Carolyn Craig Franklin Professor of Law & Religion
Ronald Garet studies theological ethics and constitutional law, especially in areas where the two fields intersect. He joined USC Law in 1981 and teaches Constitutional Law; Law, Language, and Ethics; and Topics in Constitutional Law and Religious Ethics.
Professor Garet has written about the authority of the Biblical and constitutional text, about methods of textual interpretation in both fields, and about the meaning of narratives of creation and redemption in American constitutionalism.

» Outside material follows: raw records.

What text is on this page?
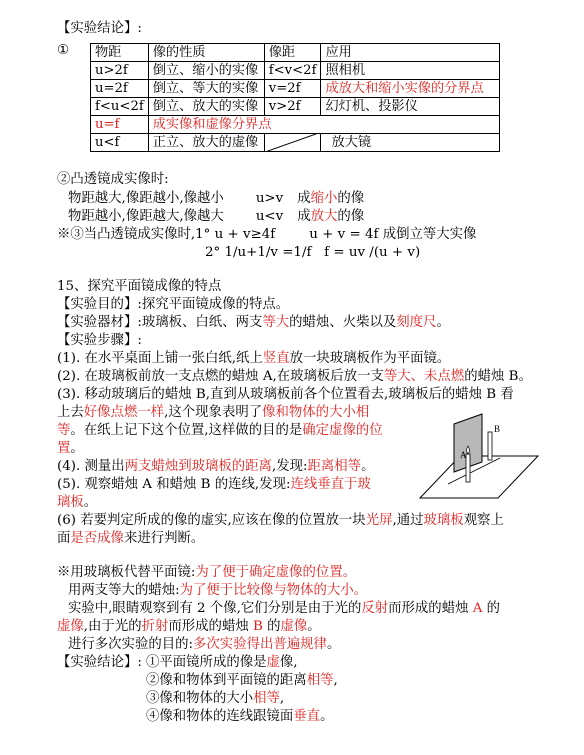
【实验结论】:
① 物距	像的性质	像距	应用
u>2f	倒立、缩小的实像	f<v<2f	照相机
u=2f	倒立、等大的实像	v=2f	成放大和缩小实像的分界点
f<u<2f	倒立、放大的实像	v>2f	幻灯机、投影仪
u=f	成实像和虚像分界点		
u<f	正立、放大的虚像		放大镜
②凸透镜成实像时:
物距越大,像距越小,像越小 u>v 成缩小的像
物距越小,像距越大,像越大 u<v 成放大的像
※③当凸透镜成实像时,1° u + v≥4f        u + v = 4f 成倒立等大实像
2° 1/u+1/v =1/f   f = uv /(u + v)
15、探究平面镜成像的特点
【实验目的】:探究平面镜成像的特点。
【实验器材】:玻璃板、白纸、两支等大的蜡烛、火柴以及刻度尺。
【实验步骤】:
(1). 在水平桌面上铺一张白纸,纸上竖直放一块玻璃板作为平面镜。
(2). 在玻璃板前放一支点燃的蜡烛 A,在玻璃板后放一支等大、未点燃的蜡烛 B。
(3). 移动玻璃后的蜡烛 B,直到从玻璃板前各个位置看去,玻璃板后的蜡烛 B 看
上去好像点燃一样,这个现象表明了像和物体的大小相
等。在纸上记下这个位置,这样做的目的是确定虚像的位
置。
(4). 测量出两支蜡烛到玻璃板的距离,发现:距离相等。
(5). 观察蜡烛 A 和蜡烛 B 的连线,发现:连线垂直于玻
璃板。
(6) 若要判定所成的像的虚实,应该在像的位置放一块光屏,通过玻璃板观察上
面是否成像来进行判断。
A
B
※用玻璃板代替平面镜:为了便于确定虚像的位置。
用两支等大的蜡烛:为了便于比较像与物体的大小。
实验中,眼睛观察到有 2 个像,它们分别是由于光的反射而形成的蜡烛 A 的
虚像,由于光的折射而形成的蜡烛 B 的虚像。
进行多次实验的目的:多次实验得出普遍规律。
【实验结论】: ①平面镜所成的像是虚像,
②像和物体到平面镜的距离相等,
③像和物体的大小相等,
④像和物体的连线跟镜面垂直。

His recent work includes: “Three Concepts of Church Autonomy” (Brigham Young University Law Review, 2004); the forthcoming “Mouth to Mouth, Person to Person” in Just Love and Right Relationship: At the Frontiers of Theological Ethics; and “The Last Full Measure of Devotion: Sacrifice and Textual Authority” (Symposium: Text, Tradition and Reason in Comparative Perspective, Cardozo Law Review).

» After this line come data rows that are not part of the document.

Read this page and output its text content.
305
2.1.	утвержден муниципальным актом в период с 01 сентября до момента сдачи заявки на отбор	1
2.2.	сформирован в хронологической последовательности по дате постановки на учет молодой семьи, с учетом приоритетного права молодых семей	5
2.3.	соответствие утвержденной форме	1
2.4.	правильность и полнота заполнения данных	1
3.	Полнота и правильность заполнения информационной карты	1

He received his B.A., magna cum laude, from Harvard, his Ph.D. in religious studies from Yale, and his J.D. from USC Law. He is a member of Phi Beta Kappa and the American Society for Policy and Legal Philosophy. He has served as the faculty advisor to the Public Interest Law Foundation and as president of the USC faculty during the 2004-2005 academic year.